Interurban train would link Coahuila, Nuevo León, and Tamaulipas all the way up to the US border


The federal government is planning to launch an interurban train service to link Coahuila and Nuevo León to the border with the United States at Nuevo Laredo, Tamaulipas.

The passenger and freight train project will be divided into two sections, both of which will use existing rail infrastructure, according to the newspaper El Universal, which had access to government planning documents.

The first section will run just over 50 kilometers between Ramos Arizpe, a Coahuila municipality just north of the state capital Saltillo, and García, a Nuevo León municipality about 40 kilometers northwest of Monterrey. Both municipalities are industrial hubs.

Another 265-kilometer-long stretch of railroad is slated to connect Monterrey to Nuevo Laredo, located across the border from Laredo, Texas.

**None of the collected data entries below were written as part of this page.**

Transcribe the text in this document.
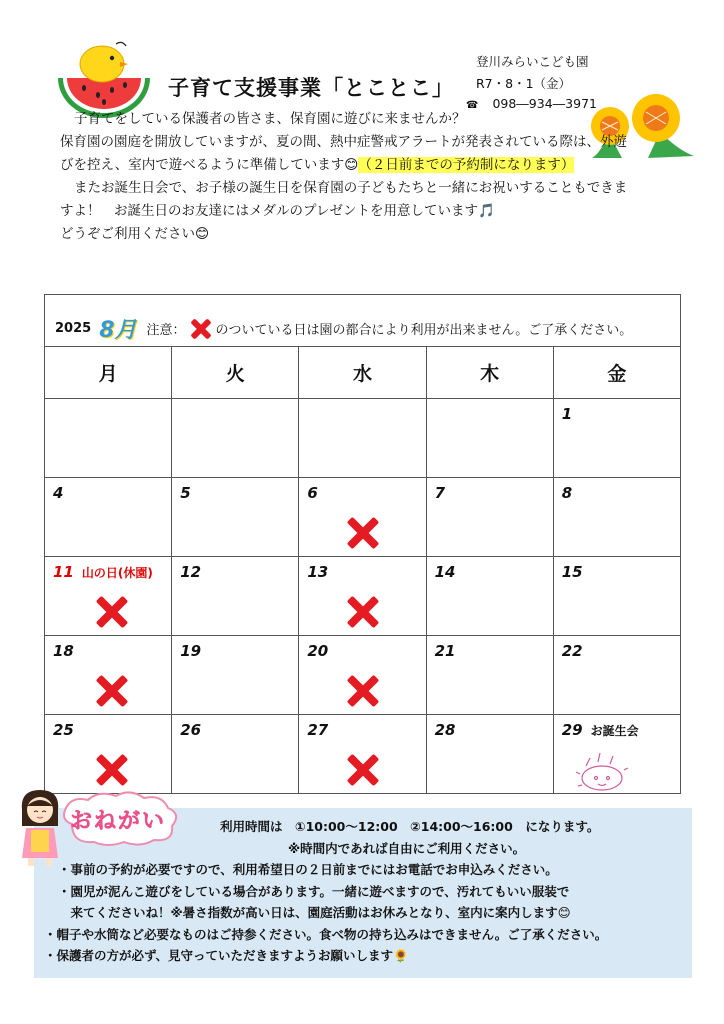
子育て支援事業「とことこ」
登川みらいこども園
R7・8・1（金）
☎ 098―934―3971

子育てをしている保護者の皆さま、保育園に遊びに来ませんか？

保育園の園庭を開放していますが、夏の間、熱中症警戒アラートが発表されている際は、外遊

びを控え、室内で遊べるように準備しています😊（２日前までの予約制になります）

またお誕生日会で、お子様の誕生日を保育園の子どもたちと一緒にお祝いすることもできま

すよ！　お誕生日のお友達にはメダルのプレゼントを用意しています🎵

どうぞご利用ください😊

2025 8月 注意： のついている日は園の都合により利用が出来ません。ご了承ください。				

月	火	水	木	金

				1

4	5	6	7	8

11 山の日(休園)	12	13	14	15

18	19	20	21	22

25	26	27	28	29 お誕生会
おねがい	利用時間は　①10:00～12:00　②14:00～16:00　になります。
※時間内であれば自由にご利用ください。
・事前の予約が必要ですので、利用希望日の２日前までにはお電話でお申込みください。
・園児が泥んこ遊びをしている場合があります。一緒に遊べますので、汚れてもいい服装で
　来てくださいね！※暑さ指数が高い日は、園庭活動はお休みとなり、室内に案内します😊
・帽子や水筒など必要なものはご持参ください。食べ物の持ち込みはできません。ご了承ください。
・保護者の方が必ず、見守っていただきますようお願いします🌻
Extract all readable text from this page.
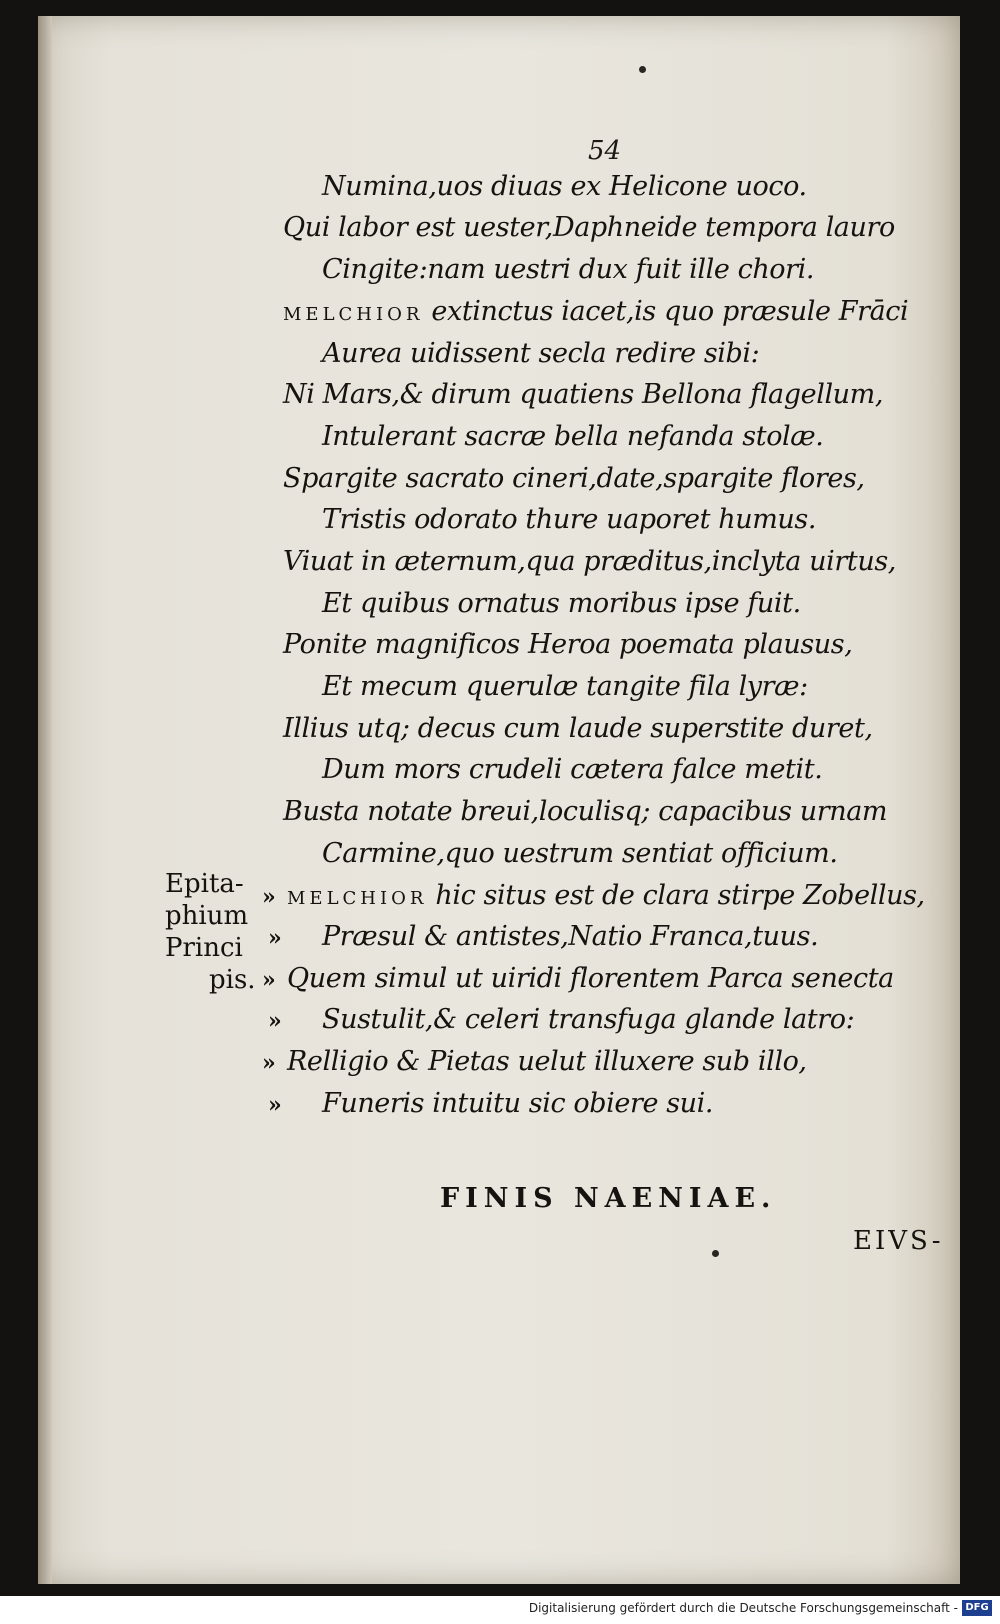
54
Numina,uos diuas ex Helicone uoco.
Qui labor est uester,Daphneide tempora lauro
Cingite:nam uestri dux fuit ille chori.
MELCHIOR extinctus iacet,is quo præsule Frāci
Aurea uidissent secla redire sibi:
Ni Mars,& dirum quatiens Bellona flagellum,
Intulerant sacræ bella nefanda stolæ.
Spargite sacrato cineri,date,spargite flores,
Tristis odorato thure uaporet humus.
Viuat in æternum,qua præditus,inclyta uirtus,
Et quibus ornatus moribus ipse fuit.
Ponite magnificos Heroa poemata plausus,
Et mecum querulæ tangite fila lyræ:
Illius utq; decus cum laude superstite duret,
Dum mors crudeli cætera falce metit.
Busta notate breui,loculisq; capacibus urnam
Carmine,quo uestrum sentiat officium.
MELCHIOR hic situs est de clara stirpe Zobellus,
Præsul & antistes,Natio Franca,tuus.
Quem simul ut uiridi florentem Parca senecta
Sustulit,& celeri transfuga glande latro:
Relligio & Pietas uelut illuxere sub illo,
Funeris intuitu sic obiere sui.
»
»
»
»
»
»
Epita-
phium
Princi
pis.
FINIS NAENIAE.
EIVS-
Digitalisierung gefördert durch die Deutsche Forschungsgemeinschaft - DFG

The Rail Transport Regulatory Agency will launch a tendering process to find companies to carry out pre-investment studies for both sections in January 2022. Those studies, which the government wants to be completed by the end of next year, are expected to cost 100 million pesos (about US $5 million), funds that will likely be announced in next month’s budget papers.

The entire project is also expected to be formally announced in the budget to be delivered by the Finance Ministry on September 8.

A train link to the border will help take pressure off clogged highways running from northeastern Mexico to the United States and generate environmental benefits, according to documents seen by El Universal.

The government is also considering establishing a passenger train service in the metropolitan area of Saltillo.

Earlier this year, the Ministry of Communications and Transportation requested funding of 36.1 million pesos (US $1.8 million) from the Finance Ministry to carry out six pre-investment studies related to the development of a suburban train line that would run 54 kilometers between the Derramadero industrial area south of Saltillo and Ramos Arzipe.